The PCIe VendorID 0x126f is allocated to Silicon Motion, Inc., which would corroborate that this is the manufacturer of the controller chip used.
Yes it has a Silicon Motion SSD Controller according to hwinfo
NVME 00.0: 10600 Disk [Created at block.255] Unique ID: GP4z.dfVB1eXouQ4 Parent ID: xKWB._aNoHWEPua6 SysFS ID: /class/block/nvme0n1 SysFS BusID: nvme0 SysFS Device Link: /devices/platform/soc/2c000000.pcie/pci0001:00/0001:00:00.0/0001:01:00.0/nvme/nvme0 Hardware Class: disk Model: "Silicon Motion SM2263EN/SM2263XT SSD Controller" Vendor: pci 0x126f "Silicon Motion, Inc." Device: pci 0x2263 "SM2263EN/SM2263XT SSD Controller" SubVendor: pci 0x126f "Silicon Motion, Inc." SubDevice: pci 0x2263 Serial ID: "P300ABBB22111823091" Driver: "nvme" Driver Modules: "nvme" Device File: /dev/nvme0n1 Device Number: block 259:0 Geometry (Logical): CHS 244198/64/32 Size: 500118192 sectors a 512 bytes Capacity: 238 GB (256060514304 bytes) Config Status: cfg=new, avail=yes, need=no, active=unknown Attached to: #10 (Non-Volatile memory controller)
I have not had a chance to try it but this patch may help.
I tried this patch but I still get timeouts
This is a stab in the dark, but since USB 3.0 chipset also uses PCIe, I wonder if you remove all USB devices and access the machine only over SSH are the timeouts less or gone.
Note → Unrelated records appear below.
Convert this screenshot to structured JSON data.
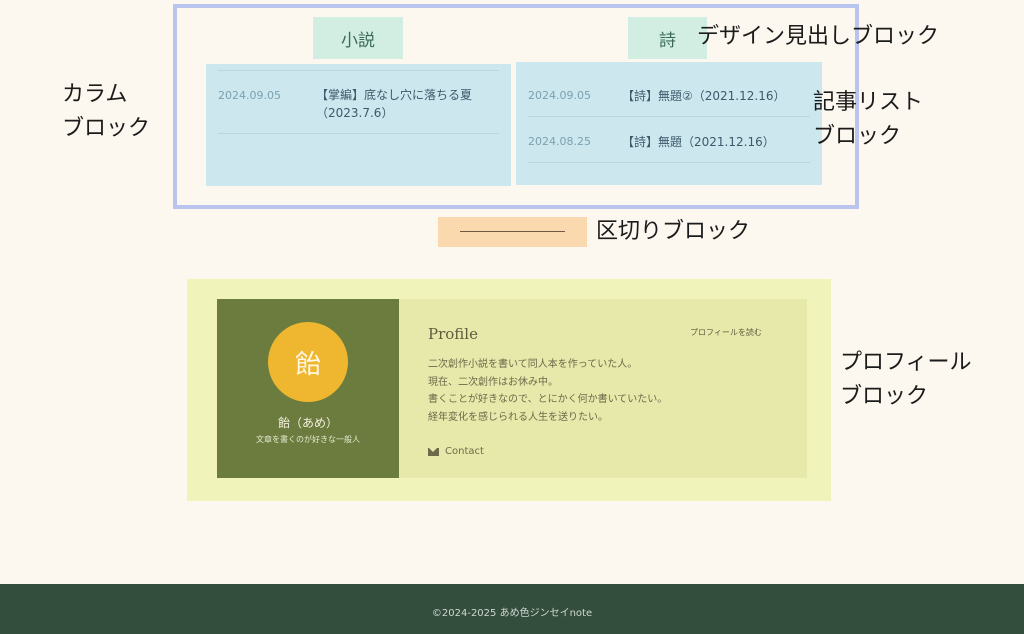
{
  "column_block": {
    "left_heading": "小説",
    "right_heading": "詩",
    "left_list": [
      {
        "date": "2024.09.05",
        "title": "【掌編】底なし穴に落ちる夏（2023.7.6）"
      }
    ],
    "right_list": [
      {
        "date": "2024.09.05",
        "title": "【詩】無題②（2021.12.16）"
      },
      {
        "date": "2024.08.25",
        "title": "【詩】無題（2021.12.16）"
      }
    ]
  },
  "annotations": {
    "column": [
      "カラム",
      "ブロック"
    ],
    "design_heading": "デザイン見出しブロック",
    "article_list": [
      "記事リスト",
      "ブロック"
    ],
    "separator": "区切りブロック",
    "profile": [
      "プロフィール",
      "ブロック"
    ]
  },
  "profile": {
    "avatar_char": "飴",
    "name": "飴（あめ）",
    "tagline": "文章を書くのが好きな一般人",
    "title": "Profile",
    "read_more": "プロフィールを読む",
    "bio": [
      "二次創作小説を書いて同人本を作っていた人。",
      "現在、二次創作はお休み中。",
      "書くことが好きなので、とにかく何か書いていたい。",
      "経年変化を感じられる人生を送りたい。"
    ],
    "contact": "Contact"
  },
  "footer": {
    "copyright": "©2024-2025  あめ色ジンセイnote"
  },
  "colors": {
    "background": "#fcf7ef",
    "frame": "#b9c5ee",
    "list_bg": "#cde7ef",
    "heading_bg": "#d2eee2",
    "separator_bg": "#f9d9ad",
    "profile_outer": "#f0f4ba",
    "profile_left": "#6b7c3e",
    "avatar": "#efb72f",
    "footer": "#344e3e"
  }
}
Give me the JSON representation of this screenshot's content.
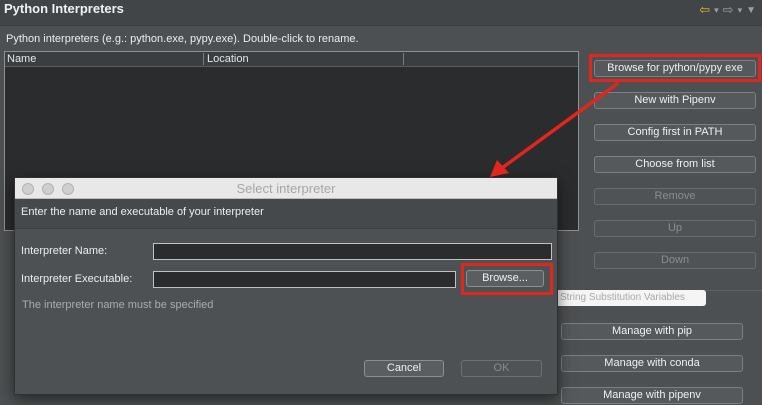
{
  "header": {
    "title": "Python Interpreters",
    "icons": [
      "back-arrow-icon",
      "forward-arrow-icon",
      "view-menu-icon"
    ]
  },
  "description": "Python interpreters (e.g.: python.exe, pypy.exe).   Double-click to rename.",
  "table": {
    "columns": [
      "Name",
      "Location"
    ],
    "rows": []
  },
  "buttons": {
    "browse": "Browse for python/pypy exe",
    "pipenv": "New with Pipenv",
    "config": "Config first in PATH",
    "choose": "Choose from list",
    "remove": "Remove",
    "up": "Up",
    "down": "Down"
  },
  "lower": {
    "var_button": "String Substitution Variables",
    "pip": "Manage with pip",
    "conda": "Manage with conda",
    "pipenv": "Manage with pipenv"
  },
  "dialog": {
    "title": "Select interpreter",
    "header": "Enter the name and executable of your interpreter",
    "name_label": "Interpreter Name:",
    "name_value": "",
    "exec_label": "Interpreter Executable:",
    "exec_value": "",
    "browse": "Browse...",
    "error": "The interpreter name must be specified",
    "cancel": "Cancel",
    "ok": "OK"
  },
  "annotation_color": "#e3261c"
}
I’m only thinking about this because later firmware that the one available for the VF2 fixed some PCIe issues. It is probably a red herring (idiom’s do not translate into all languages, so hence the link). But my thinking is that if you unplug all USB devices there should be no PCIe traffic generated by that lane. At the very least it would cross one item off the list as a possible cause of the problem or shift it much further down the list.
I have no USB devices plugged in and I only access it via ssh.
I have the same issue, both with a vf2 1.3b and a 1.2a board. Only with the upstream kernel branch.
With the 5.15 kernel included in the wayland debian image I do not get any timeouts.
Just tried the current 6.4rc1 (JH7110_VisionFive2_upstream
branch from just now), and still getting timeouts.
@Wrybane thanks for reporting that, an interesting data point.
Just for completeness, what brand/model of NVMe are you using? there is some suggestion that this affects some NVMe’s more than others…
This occurs with the current kernel as well.
If you search the forum you will find discussions on this.
WD Red SN700 500GB,
Firmware version 111150WD
Another interesting thing is this: I built u-boot & opensbi from upstream sources, as they seem to have enough support to boot from sdcard, and I had a significantly increased number of nvme timeouts with that. So much that it prolonged the boot process with root on the nvme to take over 5 minutes before I could login. So I’m wondering if there’s some extra power management steps opensbi/u-boot with the starfive versions take which perhaps upstream linux also doesn’t yet do which affects this?